Count to Six and Die. …

Maintenant.

Un.

Mes jambes se retournent dans un craquement d'os dégueulasse. Je sens déjà la fourrure qui me caresse le dos, je grandis, je décolle du sol. Mes coudes qui se tordent, ma vision nocturne qui s'affine. J'ai les paroles en tête, mais je les oublis tout d'un coup, assommé. Je ne sais plus qu'une chose : j'ai faim. Faim de toi. Faim de toi. Je vais te dévorer comme aucun de tes amants ne le fera. Je vais te déguster, te savourer, t'effeuiller. Je vais pénétrer ta chaire, je vais te tordre, te démettre, te démonter. Tu vas aimer, tu vas voir.

Deux

Un saut, le bruit de mes griffes trop longue qui raye le bitume, ou le macadam, je ne sais plus. L'asphalte de la route remplie mes poumons, mais ce que je sens, c'est surtout ton odeur. Je m'élance. Mon coeur, attends moi. Laisse moi juste goûter à ta petite gueule d'amour. Laisse moi gratter dans tes entrailles et y trouver tout mon amour pour toi.

Trois.

Elle m'a repéré. Elle tombe sur le sol, elle pose ses mains sur sa bouche, pour en étouffer le cris. Je t'aime, toi, ton dévouement, ta petite culotte dans laquelle tu viens de rendre tout ton estomac, parce que tu le sais, pas vrai? C'est l'heure, mon coeur, l'heure.

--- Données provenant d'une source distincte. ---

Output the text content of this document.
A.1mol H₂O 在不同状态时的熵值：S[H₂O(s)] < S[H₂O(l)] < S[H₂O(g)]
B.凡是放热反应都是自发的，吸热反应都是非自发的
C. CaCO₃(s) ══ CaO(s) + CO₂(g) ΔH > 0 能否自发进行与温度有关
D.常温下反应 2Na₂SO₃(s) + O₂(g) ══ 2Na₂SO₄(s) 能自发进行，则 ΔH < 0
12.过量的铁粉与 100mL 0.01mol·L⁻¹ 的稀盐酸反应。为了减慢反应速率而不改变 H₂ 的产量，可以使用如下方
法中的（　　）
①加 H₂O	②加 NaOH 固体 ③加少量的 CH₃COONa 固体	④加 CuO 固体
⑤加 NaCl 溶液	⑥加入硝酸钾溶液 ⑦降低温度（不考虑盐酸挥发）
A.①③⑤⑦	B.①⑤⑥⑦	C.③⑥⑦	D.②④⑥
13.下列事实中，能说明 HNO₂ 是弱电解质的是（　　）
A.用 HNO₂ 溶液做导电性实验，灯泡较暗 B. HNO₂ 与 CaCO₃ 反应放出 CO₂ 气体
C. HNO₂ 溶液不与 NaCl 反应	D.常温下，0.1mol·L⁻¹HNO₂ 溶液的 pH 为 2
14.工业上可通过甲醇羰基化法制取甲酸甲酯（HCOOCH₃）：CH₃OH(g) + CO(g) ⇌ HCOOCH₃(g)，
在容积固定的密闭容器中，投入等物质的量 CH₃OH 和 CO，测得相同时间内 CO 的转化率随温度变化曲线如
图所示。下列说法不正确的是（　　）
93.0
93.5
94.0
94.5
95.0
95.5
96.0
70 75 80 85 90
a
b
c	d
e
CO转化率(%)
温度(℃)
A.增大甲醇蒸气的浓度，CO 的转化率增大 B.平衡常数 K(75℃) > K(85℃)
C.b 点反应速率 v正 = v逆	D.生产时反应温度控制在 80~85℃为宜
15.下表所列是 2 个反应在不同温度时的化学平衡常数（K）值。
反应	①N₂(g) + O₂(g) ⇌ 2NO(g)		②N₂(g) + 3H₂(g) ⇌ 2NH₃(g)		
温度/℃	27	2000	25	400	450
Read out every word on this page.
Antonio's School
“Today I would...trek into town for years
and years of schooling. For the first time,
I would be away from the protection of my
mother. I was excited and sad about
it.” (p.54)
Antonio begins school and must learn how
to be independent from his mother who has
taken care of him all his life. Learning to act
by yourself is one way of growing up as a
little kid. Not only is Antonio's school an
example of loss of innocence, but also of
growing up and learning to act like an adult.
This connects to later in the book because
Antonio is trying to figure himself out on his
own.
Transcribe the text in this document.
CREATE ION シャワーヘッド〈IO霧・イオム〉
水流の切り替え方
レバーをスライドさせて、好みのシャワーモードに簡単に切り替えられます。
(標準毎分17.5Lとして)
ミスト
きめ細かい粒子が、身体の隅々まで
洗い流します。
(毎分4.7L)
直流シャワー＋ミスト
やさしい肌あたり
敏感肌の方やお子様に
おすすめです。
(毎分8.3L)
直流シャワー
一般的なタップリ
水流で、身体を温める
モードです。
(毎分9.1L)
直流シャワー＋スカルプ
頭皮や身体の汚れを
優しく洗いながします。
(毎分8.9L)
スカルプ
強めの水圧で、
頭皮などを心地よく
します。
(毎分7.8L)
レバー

C'est le destin, j'en suis sûr, j'en suis malade. J'ouvre la gueule, mon souffle chaud balaye ta gorge. J'ai envi de mordre, de te croquer, de t'arracher ta petite pomme d'Adam bien caché et de voir si elle a le goût de l'Eden parfait. Tu vas me sentir, tu vas crier, tu vas...

Quatre.

« OH MON DIEU! » Je sursaute, mon poil s'hérisse. Tu n'as pas bougé petite idiote. Pourquoi? Et puis c'est qui cette voix? Je relève le museau, mon épaisse fourrure est toute hirsute. Mes yeux croisent les siens. Je vois. C'est lui. Mes babines se retroussent dans un grognement horrible, c'est un grondement de Dieu, mec, le seul que tu entendras jamais de toute ta vie. C'est un truc qui vient du coeur, c'est un truc de famille. Et c'est maintenant que le concerto finit.

Cinq.

Il ne me faut que trois secondes pour bondir sur le bitume, atterrir, et bondir à nouveau sur toi. Toi. Toi qui a souillé mon petit ange à la bouche en coeur. Cette urgence dans mon estomac. C'est ta chaire que je veux, gros porc, c'est tes mains que je vais t'arracher.

Six.

Ma gueule se referme sur toi. Tu me sens, pédale? Tu me sens bien profond? Je mords plus fort, et je sens ton os sous mes dents. Il me suffit juste de relâcher et de claquer de la mâchoire dessus pour sentir que ton membre est dans ma gueule. Je le mâche devant tes yeux, et tu hurles, tu hurles tellement fort. Sais-tu pourquoi je sais? Ton regard. Cette petite lueur à l'intérieur qui a sourit qu'elle se fasse dévorer. Je sais. Il y a un clic métallique derrière moi, et si je ne me retourne pas, c'est parce que je vois dans la vitre d'en face que la porte derrière moi a été fermé. Tous les deux, mon petit, on va pouvoir jouer. Moi, ça me tente pas mal. Et je crois qu'à tes cris, toi aussi, ça t'intéresse. Le jukebox dans ma tête vient de m'envoyer « tainted love ». Je te jure, tous les deux, ça va être chaud comme la mort. Je me rapproche, et tu m'envoie tes pantoufles dans la gueule comme un signe de désespoir amer. Sssch, abandonne toi, tu verras, ça te fera un bien fou. J'attaque ton mollet, te l'arrache. Tu hurles de douleur, et redouble d'effort, de ces efforts de ceux qui sont bientôt morts. Tu m'envoies tout ce que tu trouves. Tu as peur? Et elle, est-ce qu'elle avait peur quand tu allais dans son lit la nuit? Oh, ne me regarde pas comme si j'étais l'envoyé du diable. Si je l'étais vraiment, ne croirais-tu pas que je me serais moi aussi glisser dans le lit de la petite? Regarde moi dans les yeux, connard d'humain. Mes yeux brillent, et tu perds tellement de sang que son parfum recouvre tout dans cette maison, jusqu'à cette ambiance malsaine du père qui reste seule avec sa famille. Les photos sur les murs, le fauteuil unique devant la télé, sans chaise, sans rien. Ces odeurs qui disent tout en rougissant. Rougis. « Pitié Jesus Marie.. » Je fronce légèrement les sourcils. Ils ne te sauveront pas. Pas aujourd'hui. Je me redresse sur mes pattes arrières, le regarde de haut. Regarde moi, petit mec. Regarde moi, parce que je suis Ta Némésis. Dis Bonjour, et oublie pas d'être poli quand tu seras en bas.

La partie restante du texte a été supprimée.